I was slightly less nervous on Saturday than I had been for the rehearsal. I felt better about the words I would start with and had experimented a little with moving within the frame of my camera as well as moving the frame itself by picking up my computer. I felt I had more online performance movement possibilities, and could place gestures and frame my face in different ways to combat my tendency towards being static in front of the computer. When we began the performance, I recited my, “Bitch, salope, puta, Karen” incantation quietly, using only my voice and not my image. When I heard Annie say, “Respect me”, I felt an impulse to stop my incantation, and did. The network between us felt so delicate, the line between exploring anger and becoming angry shimmering as a possibility that scared me a little. In fact, words scared me, still somehow hard to navigate in the polyphony, so I turned to gestures, responding to proposals, creating some myself. At a certain point, very organically, a space seemed to open for my, “If you don’t have anything nice to say…” I played with the completion of the phrase, disconnecting “Don’t” from “say it”, so that they could be separate commands, or the ending of “If you don’t…” It seemed to provoke responses, so I stayed with it for a while, experimenting with tempo, gesture, tone. I was enjoying working with the other women in the performance, and felt connected to them. I felt less connected, however, to the audience. Was that important in an online environment? I wasn’t sure.

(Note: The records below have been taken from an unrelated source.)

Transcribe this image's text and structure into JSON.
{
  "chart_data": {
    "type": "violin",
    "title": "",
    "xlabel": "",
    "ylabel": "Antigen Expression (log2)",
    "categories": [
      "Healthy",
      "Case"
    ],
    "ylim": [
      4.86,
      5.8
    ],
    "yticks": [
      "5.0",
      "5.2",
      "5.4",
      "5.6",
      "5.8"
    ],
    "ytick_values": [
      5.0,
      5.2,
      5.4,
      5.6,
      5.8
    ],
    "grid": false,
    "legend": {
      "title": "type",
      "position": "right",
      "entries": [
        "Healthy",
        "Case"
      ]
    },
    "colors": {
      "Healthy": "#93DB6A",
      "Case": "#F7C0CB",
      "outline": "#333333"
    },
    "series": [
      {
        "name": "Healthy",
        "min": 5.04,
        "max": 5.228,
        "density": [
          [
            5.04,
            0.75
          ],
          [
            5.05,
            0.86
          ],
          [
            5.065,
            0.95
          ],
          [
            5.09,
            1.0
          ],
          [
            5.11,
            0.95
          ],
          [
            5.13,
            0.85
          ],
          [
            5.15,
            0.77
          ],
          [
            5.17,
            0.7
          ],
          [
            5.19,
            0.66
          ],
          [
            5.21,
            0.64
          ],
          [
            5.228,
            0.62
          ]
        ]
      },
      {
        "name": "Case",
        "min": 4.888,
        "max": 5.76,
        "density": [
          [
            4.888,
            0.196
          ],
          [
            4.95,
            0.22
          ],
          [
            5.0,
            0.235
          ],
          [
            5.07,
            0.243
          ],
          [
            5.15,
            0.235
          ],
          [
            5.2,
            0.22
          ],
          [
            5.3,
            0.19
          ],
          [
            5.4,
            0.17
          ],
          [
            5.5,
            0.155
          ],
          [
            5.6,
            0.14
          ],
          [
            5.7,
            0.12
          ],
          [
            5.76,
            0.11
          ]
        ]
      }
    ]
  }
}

The next day I asked two people who had watched the performance what they thought about it. One enjoyed it, but thought that perhaps we were a bit too static behind our computers. The other said she, “didn’t feel smart enough to understand it.” I probed further. “Did it make you think anything? Or feel anything?” I asked. My friend replied, “Well, I didn’t want to switch it off, and it made me think about anger. I felt uncomfortable watching it, but I wanted to keep watching.” I liked this response. It’s the kind of response I like to provoke through my own work. Kind of like sticking a sliver under the audience’s skin, giving them something to worry at for some time to come.
Thinking about this made me start to think about my own work again. Perhaps that project languishing in scattered notes, photographs, ramblings and computer lists could be knocked into something workable, online or off. Maybe I could even perform in it myself. Why not? The possibilities are there. I suddenly started to catch a glimpse of that punky, swaggering, blaguing 20 ,30, 40 -something woman I was, have been, still am. That woman who dares is still in me somewhere. Writing this, I realize that attending the Magdalena Festival and working with Annie have reminded me of this.
Performing in Angry Women doesn’t/didn’t solve anything, and that, as one of my co-performers pointed out, wasn’t really the point. It has changed something though, at least for me.